Posted in: Car Maintenance,
by Gregg Laskoski on Aug 2, 2011 12:02 PM
A brand new set of four quality tires for most of the passenger vehicles on the road today can range from $400 to $700. (Some of us paid something in that range for our first car!) If you want to maximize the investment you have in your tires and extend their life and performance, remember to rotate them!
It's important because your front and rear tires wear differently. If your vehicle is front-wheel driven, there's more pressure on your front tires. Every mile and every start, stop and turn creates friction, heat and wear... more so on your two front tires. That's why it's necessary to rotate the tires front to rear several times during their life cycle. By doing this you even out tread wear, reduce the impact of uneven weight distribution and maximize the life of the entire set.
Understand too, there's a correct and incorrect way to rotate your tires so you want to be sure that the local mechanic, tire dealer or service shop knows the best rotation patterns for your vehicle.
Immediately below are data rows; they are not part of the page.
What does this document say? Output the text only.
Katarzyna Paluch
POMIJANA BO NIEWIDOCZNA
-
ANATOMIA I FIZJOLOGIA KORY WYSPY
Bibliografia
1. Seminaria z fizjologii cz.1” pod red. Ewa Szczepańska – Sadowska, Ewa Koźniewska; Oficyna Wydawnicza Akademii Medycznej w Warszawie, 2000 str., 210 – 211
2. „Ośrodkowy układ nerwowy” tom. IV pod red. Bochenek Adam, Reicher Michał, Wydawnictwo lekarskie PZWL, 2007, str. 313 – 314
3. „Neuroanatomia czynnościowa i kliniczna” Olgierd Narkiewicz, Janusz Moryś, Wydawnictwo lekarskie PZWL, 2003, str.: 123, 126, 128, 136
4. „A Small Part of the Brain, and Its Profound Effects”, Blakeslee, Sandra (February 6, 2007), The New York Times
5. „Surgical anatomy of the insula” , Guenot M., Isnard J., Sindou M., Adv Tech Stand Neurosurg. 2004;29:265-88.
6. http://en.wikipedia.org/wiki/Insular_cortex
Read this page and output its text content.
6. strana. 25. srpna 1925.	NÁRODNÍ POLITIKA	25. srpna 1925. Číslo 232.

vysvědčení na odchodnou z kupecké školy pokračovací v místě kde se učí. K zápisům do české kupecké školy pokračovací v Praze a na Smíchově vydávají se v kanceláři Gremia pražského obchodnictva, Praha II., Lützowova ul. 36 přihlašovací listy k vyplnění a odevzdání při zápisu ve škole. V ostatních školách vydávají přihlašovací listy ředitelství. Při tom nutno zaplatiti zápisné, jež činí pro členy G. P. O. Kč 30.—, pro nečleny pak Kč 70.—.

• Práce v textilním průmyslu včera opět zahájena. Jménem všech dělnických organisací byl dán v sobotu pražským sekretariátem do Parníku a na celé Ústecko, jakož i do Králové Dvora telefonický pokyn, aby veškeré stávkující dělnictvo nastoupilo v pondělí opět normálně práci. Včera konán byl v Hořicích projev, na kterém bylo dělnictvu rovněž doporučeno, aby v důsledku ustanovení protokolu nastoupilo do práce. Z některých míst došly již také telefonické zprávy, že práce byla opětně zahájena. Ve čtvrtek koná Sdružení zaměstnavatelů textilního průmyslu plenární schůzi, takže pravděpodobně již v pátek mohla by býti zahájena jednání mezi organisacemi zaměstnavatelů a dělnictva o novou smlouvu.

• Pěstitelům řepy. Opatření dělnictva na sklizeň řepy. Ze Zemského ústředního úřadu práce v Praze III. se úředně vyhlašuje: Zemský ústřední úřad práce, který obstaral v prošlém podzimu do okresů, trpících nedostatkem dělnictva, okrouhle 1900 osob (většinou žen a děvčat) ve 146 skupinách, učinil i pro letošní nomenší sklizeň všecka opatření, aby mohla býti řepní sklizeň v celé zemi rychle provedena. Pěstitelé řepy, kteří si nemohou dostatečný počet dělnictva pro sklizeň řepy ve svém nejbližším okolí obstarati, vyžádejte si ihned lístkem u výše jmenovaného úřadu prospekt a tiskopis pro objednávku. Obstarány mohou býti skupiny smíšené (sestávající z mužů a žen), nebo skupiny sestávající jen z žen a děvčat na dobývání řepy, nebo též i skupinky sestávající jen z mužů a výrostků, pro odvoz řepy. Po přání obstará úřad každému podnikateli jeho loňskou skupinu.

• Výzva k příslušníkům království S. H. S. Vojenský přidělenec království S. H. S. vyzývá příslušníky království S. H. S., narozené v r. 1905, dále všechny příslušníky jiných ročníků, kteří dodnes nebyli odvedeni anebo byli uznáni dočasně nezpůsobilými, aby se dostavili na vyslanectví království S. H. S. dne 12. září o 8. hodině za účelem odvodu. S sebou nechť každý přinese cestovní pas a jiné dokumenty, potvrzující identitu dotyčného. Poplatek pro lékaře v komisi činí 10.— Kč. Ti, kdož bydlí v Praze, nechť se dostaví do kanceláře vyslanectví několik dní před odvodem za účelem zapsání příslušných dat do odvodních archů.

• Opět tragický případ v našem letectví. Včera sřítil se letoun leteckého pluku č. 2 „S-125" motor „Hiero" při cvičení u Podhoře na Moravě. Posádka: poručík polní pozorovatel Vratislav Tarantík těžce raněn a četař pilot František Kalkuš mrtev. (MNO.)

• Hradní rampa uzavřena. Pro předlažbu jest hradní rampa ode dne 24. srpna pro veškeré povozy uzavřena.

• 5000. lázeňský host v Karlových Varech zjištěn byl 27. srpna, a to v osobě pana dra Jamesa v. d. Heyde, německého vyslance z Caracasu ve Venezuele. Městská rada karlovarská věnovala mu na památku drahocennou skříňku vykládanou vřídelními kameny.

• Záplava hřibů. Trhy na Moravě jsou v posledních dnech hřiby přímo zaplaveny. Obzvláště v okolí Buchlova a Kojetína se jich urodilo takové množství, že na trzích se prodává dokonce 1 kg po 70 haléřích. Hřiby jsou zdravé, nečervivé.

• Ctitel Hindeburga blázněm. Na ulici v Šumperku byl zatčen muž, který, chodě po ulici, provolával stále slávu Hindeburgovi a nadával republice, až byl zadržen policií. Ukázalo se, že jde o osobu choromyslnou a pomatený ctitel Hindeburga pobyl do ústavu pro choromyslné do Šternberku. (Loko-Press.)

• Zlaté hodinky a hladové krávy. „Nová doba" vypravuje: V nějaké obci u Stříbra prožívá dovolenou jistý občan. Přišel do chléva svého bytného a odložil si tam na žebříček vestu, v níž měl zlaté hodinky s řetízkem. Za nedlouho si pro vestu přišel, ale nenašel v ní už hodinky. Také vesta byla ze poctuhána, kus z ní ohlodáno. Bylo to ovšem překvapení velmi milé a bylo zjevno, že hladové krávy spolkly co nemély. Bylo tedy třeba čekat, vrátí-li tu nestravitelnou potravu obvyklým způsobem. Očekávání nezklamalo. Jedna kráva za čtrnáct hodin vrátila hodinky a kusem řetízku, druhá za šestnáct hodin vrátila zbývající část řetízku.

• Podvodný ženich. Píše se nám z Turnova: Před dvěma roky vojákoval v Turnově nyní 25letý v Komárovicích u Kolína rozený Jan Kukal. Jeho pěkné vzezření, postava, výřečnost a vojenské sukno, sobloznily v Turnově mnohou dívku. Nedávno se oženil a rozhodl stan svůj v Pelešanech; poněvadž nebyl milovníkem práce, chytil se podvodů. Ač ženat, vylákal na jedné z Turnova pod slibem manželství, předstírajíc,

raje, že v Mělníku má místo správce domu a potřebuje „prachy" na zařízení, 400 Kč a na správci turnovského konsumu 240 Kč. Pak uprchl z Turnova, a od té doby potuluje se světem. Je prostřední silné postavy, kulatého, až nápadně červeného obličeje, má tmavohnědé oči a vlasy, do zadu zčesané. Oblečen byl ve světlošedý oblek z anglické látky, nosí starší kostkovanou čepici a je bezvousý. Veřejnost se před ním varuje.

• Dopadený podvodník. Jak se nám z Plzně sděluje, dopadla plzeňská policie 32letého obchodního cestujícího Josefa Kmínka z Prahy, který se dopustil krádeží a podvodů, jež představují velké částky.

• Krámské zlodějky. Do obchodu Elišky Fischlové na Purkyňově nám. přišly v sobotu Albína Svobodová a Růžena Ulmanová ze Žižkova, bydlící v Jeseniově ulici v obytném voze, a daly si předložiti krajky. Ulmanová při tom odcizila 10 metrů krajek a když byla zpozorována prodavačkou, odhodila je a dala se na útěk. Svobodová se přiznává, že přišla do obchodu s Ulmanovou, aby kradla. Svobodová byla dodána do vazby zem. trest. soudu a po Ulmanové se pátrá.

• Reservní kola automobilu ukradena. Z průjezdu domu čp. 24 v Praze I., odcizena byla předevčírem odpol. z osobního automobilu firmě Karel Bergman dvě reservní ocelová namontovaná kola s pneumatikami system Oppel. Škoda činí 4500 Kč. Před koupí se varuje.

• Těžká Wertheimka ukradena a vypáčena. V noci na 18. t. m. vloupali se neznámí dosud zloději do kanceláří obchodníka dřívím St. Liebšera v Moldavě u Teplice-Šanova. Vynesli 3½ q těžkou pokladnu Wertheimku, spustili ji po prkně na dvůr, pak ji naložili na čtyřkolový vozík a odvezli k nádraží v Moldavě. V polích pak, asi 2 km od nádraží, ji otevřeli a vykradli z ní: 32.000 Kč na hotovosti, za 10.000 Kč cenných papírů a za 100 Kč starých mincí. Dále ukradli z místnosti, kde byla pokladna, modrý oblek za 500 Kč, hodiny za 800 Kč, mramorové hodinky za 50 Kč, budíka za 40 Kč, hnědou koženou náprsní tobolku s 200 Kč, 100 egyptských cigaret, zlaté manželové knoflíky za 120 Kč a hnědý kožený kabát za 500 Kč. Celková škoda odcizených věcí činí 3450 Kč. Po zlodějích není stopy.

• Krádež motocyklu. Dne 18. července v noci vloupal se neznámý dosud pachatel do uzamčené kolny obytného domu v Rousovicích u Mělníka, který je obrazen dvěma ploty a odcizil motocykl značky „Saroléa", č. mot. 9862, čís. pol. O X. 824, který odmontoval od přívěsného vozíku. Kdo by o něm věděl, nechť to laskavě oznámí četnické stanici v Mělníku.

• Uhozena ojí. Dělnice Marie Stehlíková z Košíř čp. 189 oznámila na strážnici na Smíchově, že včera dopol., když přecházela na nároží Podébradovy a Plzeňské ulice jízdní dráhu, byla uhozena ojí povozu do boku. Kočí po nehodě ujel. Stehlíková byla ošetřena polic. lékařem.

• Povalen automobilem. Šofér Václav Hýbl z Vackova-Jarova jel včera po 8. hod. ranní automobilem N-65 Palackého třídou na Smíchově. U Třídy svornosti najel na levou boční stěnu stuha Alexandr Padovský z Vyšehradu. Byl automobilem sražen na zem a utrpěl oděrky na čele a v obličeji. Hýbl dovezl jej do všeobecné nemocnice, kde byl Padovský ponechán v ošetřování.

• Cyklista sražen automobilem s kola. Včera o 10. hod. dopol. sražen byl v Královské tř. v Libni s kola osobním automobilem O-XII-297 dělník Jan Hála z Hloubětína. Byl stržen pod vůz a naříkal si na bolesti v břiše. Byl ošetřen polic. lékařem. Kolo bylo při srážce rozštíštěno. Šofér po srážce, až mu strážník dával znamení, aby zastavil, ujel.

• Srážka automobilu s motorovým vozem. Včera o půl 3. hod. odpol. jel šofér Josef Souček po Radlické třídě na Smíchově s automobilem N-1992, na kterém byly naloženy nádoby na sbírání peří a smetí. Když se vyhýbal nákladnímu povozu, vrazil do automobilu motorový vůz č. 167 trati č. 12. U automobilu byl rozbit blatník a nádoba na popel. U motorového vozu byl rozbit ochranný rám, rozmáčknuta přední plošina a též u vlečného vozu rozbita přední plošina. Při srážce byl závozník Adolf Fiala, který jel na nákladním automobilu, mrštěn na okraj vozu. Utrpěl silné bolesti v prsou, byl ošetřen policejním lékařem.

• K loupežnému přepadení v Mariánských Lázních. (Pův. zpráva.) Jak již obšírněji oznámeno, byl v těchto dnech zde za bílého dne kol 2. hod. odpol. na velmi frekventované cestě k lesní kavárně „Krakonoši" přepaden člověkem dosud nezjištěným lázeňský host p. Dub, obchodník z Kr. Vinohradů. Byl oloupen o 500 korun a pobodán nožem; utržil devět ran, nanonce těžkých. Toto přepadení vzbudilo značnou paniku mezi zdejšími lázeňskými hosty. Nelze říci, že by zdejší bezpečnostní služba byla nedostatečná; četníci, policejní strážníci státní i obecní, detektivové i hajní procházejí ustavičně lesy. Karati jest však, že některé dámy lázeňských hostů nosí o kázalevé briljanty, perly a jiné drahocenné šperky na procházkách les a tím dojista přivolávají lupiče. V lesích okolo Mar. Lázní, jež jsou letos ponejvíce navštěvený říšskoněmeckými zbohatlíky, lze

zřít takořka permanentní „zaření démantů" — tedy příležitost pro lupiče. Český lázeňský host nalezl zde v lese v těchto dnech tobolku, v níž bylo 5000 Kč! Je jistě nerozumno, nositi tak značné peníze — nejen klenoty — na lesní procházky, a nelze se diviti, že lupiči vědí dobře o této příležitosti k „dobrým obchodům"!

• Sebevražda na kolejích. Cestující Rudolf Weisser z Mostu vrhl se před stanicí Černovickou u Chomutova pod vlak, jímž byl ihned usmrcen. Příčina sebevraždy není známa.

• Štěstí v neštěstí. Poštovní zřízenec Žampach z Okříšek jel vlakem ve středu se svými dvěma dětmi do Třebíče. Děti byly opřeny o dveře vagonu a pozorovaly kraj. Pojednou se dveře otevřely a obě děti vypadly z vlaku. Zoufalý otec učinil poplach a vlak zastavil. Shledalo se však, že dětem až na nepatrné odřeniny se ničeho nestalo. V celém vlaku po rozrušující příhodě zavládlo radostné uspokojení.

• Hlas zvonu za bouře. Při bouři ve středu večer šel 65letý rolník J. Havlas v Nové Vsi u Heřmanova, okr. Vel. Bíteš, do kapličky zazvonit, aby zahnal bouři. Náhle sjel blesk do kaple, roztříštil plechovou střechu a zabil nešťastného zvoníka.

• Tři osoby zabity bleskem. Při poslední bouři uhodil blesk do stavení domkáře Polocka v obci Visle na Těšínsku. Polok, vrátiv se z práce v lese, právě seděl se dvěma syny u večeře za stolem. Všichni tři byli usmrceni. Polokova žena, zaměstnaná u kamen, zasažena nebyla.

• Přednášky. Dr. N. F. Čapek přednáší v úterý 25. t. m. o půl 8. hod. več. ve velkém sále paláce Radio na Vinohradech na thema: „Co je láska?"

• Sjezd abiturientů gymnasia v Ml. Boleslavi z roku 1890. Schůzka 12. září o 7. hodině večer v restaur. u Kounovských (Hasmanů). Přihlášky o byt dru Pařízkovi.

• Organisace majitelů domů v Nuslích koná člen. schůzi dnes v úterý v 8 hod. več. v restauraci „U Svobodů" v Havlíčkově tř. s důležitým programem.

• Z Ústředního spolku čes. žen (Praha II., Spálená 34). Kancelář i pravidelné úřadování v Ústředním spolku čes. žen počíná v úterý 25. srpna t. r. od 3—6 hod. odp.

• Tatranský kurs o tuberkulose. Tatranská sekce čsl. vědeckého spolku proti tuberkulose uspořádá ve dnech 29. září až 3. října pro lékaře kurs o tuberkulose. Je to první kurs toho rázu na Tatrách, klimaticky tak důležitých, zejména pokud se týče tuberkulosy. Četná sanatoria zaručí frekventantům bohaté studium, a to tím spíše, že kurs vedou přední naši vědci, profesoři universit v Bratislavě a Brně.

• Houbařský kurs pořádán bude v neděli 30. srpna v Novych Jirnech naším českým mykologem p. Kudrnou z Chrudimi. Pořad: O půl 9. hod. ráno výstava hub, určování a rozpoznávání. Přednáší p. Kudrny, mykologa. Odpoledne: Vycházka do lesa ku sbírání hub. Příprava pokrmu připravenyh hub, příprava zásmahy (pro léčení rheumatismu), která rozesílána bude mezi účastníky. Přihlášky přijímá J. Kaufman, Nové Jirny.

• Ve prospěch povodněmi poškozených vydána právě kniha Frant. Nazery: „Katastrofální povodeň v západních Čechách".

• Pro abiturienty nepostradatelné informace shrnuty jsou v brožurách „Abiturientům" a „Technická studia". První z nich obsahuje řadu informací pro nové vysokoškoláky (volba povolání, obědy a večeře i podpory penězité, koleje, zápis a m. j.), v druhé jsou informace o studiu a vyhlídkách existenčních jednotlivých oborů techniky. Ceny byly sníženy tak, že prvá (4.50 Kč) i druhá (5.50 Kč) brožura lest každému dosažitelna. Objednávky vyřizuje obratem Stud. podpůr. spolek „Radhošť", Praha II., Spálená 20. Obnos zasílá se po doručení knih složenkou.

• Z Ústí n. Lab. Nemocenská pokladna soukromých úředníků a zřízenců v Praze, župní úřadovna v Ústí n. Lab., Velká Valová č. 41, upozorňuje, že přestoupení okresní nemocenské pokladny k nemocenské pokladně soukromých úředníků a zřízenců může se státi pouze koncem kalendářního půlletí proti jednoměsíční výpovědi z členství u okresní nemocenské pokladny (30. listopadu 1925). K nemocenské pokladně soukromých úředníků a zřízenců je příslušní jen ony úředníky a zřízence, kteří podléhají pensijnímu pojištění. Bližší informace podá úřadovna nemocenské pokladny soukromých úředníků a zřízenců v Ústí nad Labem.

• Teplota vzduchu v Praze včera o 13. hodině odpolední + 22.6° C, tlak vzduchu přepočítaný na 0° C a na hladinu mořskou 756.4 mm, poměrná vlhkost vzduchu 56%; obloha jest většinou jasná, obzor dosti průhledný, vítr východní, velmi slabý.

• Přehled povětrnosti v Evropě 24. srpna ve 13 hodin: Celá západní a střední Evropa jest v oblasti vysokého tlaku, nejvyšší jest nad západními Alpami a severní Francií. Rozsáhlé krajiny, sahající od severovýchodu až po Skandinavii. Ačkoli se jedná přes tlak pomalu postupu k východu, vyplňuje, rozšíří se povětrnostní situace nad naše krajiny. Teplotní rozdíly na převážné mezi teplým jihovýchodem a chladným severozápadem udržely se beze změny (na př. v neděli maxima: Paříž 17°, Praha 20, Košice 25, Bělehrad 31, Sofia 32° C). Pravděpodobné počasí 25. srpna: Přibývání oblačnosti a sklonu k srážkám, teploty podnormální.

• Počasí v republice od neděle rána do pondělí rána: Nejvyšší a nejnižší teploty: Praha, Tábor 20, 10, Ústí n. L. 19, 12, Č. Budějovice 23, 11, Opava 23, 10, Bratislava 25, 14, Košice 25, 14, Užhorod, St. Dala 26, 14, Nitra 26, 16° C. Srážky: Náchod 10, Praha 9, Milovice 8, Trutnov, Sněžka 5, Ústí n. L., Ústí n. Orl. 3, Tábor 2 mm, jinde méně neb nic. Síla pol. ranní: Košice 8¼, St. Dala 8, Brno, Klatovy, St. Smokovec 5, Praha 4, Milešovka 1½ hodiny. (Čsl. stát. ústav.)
Florida-based All Tire & Wheel's tire expert, Brian Watkins, says "Good driving and proper tire maintenance --which means regular rotation, proper inflation and alignment-- can significantly extend the life of the tire well beyond the manufacturer's projected mileage."
Watkins notes also that certain tires such as uni-directional tires and tires with asymmetrical tread designs cannot be rotated at all. Additionally, some vehicles may have different size tires mounted on the front and rear axles and these different size tires have their own tires restrictions.
How often should you rotate your tires? Your owner's manual will tell you what's best for your vehicle but the Rubber Manufacturers Association suggests tires be rotated every 6,000 to 8,000 miles, or at any sign of uneven wear.